Abstract

Curcumin is a functional food, which provides a wide range of health benefits including anti-cancer activity and considered as a suitable alternative for chemotherapeutic agents. However, cancer cells exhibit resistance to most chemotherapeutic agents including curcumin due to overexpression of adenosine triphosphate (ATP)-binding cassette transporter proteins in the cancer cell membrane, which decrease the intracellular concentration of chemotherapeutic agents. Similarly, most chemotherapeutic agents including curcumin experience lack of cancer cell targeting, lack of aqueous solubility, rapid systemic clearance, intestinal metabolism and hepatic metabolism. These limitations hinder the clinical usefulness of curcumin in the treatment of multidrug-resistant cancers.
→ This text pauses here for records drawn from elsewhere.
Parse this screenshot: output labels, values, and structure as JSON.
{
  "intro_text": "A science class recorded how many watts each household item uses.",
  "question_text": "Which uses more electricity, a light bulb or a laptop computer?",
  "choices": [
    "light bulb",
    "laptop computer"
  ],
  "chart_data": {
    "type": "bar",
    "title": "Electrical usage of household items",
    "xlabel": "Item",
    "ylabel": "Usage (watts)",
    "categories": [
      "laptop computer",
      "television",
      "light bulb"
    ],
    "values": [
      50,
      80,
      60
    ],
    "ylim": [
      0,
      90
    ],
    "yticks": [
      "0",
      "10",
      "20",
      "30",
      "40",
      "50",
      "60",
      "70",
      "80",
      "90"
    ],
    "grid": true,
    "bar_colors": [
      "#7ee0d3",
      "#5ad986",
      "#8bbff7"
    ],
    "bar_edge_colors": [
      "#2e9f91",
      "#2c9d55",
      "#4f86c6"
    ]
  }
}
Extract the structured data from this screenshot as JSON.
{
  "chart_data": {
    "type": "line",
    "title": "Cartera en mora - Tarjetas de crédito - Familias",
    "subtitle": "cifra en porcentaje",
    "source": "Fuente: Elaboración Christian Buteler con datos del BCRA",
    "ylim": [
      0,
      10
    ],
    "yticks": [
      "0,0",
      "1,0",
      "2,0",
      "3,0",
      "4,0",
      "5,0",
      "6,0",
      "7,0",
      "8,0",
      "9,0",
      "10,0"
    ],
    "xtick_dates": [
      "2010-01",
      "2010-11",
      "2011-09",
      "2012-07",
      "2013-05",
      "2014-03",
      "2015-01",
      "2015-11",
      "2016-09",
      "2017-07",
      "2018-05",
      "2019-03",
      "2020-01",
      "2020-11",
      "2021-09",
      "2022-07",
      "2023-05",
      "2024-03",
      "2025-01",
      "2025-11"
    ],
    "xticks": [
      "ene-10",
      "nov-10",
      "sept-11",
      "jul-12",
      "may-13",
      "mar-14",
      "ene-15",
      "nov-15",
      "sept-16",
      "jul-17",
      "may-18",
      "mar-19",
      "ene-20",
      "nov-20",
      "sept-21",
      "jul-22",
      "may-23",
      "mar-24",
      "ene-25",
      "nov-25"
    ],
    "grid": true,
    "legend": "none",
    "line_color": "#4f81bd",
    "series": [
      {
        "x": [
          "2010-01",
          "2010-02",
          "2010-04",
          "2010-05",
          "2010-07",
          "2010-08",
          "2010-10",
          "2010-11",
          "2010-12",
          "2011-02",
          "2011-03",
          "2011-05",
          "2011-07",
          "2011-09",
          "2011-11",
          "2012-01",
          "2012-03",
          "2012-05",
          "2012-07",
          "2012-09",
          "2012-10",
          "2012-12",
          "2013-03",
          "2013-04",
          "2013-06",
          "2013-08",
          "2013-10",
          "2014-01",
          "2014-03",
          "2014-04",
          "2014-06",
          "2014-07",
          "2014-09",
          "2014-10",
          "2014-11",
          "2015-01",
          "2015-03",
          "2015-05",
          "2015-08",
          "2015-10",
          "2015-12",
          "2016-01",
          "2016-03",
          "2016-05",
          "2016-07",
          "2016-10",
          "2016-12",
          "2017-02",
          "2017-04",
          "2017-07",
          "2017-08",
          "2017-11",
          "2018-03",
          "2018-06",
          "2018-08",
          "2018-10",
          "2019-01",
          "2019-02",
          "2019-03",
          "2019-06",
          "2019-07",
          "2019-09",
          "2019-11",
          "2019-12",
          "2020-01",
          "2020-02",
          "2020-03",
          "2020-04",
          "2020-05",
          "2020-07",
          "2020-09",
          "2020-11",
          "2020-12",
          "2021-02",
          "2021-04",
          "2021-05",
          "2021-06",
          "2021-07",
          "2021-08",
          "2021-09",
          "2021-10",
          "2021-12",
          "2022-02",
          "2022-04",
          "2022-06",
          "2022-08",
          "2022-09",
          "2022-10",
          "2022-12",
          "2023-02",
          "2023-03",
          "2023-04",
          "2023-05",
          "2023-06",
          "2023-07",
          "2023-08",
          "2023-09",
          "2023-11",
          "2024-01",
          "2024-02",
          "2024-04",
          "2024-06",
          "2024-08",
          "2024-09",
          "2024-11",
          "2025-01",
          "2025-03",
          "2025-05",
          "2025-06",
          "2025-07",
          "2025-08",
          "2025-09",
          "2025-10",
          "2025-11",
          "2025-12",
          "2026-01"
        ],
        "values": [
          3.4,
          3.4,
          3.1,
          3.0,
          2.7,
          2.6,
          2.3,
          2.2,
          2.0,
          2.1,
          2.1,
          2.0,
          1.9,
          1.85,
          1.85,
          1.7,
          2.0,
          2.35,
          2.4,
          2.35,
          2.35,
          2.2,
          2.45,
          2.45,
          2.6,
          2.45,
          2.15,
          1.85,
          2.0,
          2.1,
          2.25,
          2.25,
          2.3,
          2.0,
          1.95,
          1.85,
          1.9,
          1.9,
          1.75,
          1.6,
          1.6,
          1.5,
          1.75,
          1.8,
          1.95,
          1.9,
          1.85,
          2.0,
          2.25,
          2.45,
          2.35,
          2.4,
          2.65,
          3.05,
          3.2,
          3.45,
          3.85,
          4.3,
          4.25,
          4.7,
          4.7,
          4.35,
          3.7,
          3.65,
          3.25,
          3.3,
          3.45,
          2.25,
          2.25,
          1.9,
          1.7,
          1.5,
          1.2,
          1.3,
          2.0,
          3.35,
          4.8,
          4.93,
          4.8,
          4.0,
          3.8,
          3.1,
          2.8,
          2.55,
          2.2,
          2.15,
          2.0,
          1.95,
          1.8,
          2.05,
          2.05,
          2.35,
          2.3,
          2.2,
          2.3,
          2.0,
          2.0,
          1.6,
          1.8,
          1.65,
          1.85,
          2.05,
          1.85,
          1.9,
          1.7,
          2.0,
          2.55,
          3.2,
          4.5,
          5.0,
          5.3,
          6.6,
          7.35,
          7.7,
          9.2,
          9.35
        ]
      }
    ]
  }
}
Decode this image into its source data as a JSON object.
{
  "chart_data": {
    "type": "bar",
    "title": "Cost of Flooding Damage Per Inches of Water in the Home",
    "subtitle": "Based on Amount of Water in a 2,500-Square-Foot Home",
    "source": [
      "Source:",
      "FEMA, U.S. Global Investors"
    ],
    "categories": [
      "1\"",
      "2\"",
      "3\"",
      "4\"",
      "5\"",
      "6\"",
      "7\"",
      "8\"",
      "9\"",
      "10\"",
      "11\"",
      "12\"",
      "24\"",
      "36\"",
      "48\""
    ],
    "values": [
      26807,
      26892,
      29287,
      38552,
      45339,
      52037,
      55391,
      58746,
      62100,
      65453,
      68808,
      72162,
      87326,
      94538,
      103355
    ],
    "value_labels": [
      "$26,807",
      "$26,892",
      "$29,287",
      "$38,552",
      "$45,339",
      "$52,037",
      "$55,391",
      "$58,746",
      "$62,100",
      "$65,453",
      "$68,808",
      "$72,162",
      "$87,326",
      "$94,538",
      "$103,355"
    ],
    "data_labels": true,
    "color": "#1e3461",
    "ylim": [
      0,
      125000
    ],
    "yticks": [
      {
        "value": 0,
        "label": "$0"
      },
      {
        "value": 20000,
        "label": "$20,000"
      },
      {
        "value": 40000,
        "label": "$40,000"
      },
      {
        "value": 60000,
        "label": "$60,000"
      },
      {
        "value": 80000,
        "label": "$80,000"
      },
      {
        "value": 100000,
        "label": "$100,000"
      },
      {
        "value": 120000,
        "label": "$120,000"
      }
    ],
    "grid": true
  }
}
In this article, we propose curcumin–piperine, or curcumin–quercetin or curcumin–silibinin dual drug-loaded nanoparticulate combination therapy to target and treat multidrug-resistant cancers. The proposed dual drug-loaded nanoparticulate combination is expected to reverse the multidrug resistance, prevent the rapid systemic clearance, prevent the intestinal and the hepatic metabolism, increase the aqueous solubility, enhance the bioavailability, target the cancer cells, produce a synergistic anti-cancer effect and enhance the efficacy of curcumin in the treatment of multidrug-resistant cancers.